Coronavirus cases have thankfully plateaued to a manageable level. Markets are buzzing. Restaurants are full. Ratings are stable. Headline economic indicators also show some rebound. No wonder the ruling party is having an easy time selling a feel-good factor. And yet, there has been no serious government attempt to objectively assess socioeconomic damage that the pandemic has caused so far. There is only reference to traditional economic indicators going down and then making a recovery of sorts since June.
In its latest economic bulletin, the finance ministry expects economic activity to “rebound strongly within the first quarter of FY 2021” and to “recover at least around the level observed in Q1 of FY2020”. In a data fog vis-à-vis Covid impact, if indeed an economic recovery is happening in the agriculture and manufacturing sectors, it is not clear if the relief is reaching the households who have been hurt the most.
Of the Rs1.2 trillion relief package, perhaps the only measure of consequence was direct cash transfer to vulnerable families and daily wage workers. Per finance ministry data, as of August 2020, about 15 million beneficiaries were receiving equivalent of Rs1,000 per month under the blanket BISP/Ehsaas program. Without a proper Covid needs assessment, however, this social spending, which has its benefits, may be both untargeted and inadequate in these times.
Even the IMF or the SBP have not made public their impact assessment of the pandemic on Pakistan’s economy, if indeed they did some kind of exercise. The issue of objective evaluation is now obscure because the country did not fall badly into the spiral of continually rising Covid cases over a long stretch. In fact, the anti-virus progress has been recognized by leading Western media publications, although it is not quite clear which social, demographic, hygienic or enforcement measures did the trick.

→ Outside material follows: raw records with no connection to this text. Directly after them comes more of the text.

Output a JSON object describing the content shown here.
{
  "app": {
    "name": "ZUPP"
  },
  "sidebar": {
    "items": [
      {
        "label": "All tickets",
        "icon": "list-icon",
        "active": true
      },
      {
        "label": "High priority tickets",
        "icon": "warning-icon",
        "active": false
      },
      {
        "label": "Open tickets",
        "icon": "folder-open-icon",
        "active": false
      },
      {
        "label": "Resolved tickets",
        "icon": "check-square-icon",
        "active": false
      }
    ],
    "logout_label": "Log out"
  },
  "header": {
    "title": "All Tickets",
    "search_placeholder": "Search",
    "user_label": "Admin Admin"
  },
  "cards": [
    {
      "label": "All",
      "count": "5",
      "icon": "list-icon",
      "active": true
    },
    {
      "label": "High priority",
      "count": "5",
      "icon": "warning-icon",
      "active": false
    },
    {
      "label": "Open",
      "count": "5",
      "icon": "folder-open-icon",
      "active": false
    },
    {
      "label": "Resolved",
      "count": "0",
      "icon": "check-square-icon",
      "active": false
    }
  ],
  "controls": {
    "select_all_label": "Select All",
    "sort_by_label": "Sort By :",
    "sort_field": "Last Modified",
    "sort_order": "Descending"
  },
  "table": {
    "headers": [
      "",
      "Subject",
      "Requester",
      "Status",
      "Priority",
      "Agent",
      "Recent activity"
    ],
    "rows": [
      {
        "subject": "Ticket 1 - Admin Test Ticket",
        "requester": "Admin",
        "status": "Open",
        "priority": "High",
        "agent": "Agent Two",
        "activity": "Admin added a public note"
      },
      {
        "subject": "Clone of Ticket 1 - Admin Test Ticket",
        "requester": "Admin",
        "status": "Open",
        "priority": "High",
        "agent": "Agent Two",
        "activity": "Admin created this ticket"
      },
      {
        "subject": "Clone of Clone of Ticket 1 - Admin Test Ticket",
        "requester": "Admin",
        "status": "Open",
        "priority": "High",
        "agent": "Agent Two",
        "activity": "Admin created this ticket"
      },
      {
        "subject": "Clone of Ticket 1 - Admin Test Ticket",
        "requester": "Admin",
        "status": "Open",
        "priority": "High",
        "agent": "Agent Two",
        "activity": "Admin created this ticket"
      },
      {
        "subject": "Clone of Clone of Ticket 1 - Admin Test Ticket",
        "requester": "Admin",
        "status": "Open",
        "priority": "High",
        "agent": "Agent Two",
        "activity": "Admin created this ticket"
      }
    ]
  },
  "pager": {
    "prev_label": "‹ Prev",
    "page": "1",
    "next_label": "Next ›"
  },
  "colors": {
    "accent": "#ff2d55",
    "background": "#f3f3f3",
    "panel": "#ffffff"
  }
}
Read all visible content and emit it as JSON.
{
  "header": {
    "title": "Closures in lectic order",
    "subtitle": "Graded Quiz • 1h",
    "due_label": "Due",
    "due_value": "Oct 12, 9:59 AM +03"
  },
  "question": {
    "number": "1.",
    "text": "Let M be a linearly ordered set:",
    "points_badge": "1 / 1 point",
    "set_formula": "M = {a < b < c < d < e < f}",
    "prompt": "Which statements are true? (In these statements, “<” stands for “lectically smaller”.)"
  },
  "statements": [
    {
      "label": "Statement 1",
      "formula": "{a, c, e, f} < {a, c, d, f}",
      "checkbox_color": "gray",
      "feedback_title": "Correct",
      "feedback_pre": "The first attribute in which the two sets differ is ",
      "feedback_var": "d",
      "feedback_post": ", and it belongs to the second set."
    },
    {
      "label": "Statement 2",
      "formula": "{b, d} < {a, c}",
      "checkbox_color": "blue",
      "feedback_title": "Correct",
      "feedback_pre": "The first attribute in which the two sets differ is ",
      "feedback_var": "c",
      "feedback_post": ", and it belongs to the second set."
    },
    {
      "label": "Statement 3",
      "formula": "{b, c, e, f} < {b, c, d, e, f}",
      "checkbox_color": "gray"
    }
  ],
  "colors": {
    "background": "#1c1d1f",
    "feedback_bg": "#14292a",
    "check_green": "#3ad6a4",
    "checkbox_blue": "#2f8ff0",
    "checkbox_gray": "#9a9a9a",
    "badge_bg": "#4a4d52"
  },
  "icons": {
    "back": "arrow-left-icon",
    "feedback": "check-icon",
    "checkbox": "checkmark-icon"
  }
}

In terms of a comprehensive Covid impact analysis, the policymakers seem to be in denial on the key remittance front as well. Anecdotal evidence suggests that mass layoffs in the Gulf due to pandemic may in fact be provoking temporal spike in remittance numbers of late. Workers are sending home their savings for good, which is captured by banking channels as personal couriers cannot fly in like they used to. But the record inflows in recent months are expected to carry on by the finance ministry.
The situation on the trade account also demands that complacency should not set in after Covid control, eased lockdowns, and initial green-shoots of economic recovery. The upcoming flu season is expected to worsen the Covid situation in Europe and North America, Pakistan’s major export markets. Even at home, virus gaining intensity cannot be ruled out in the winters. Do not bury head in the sand. Take stock of what has passed and prepare better.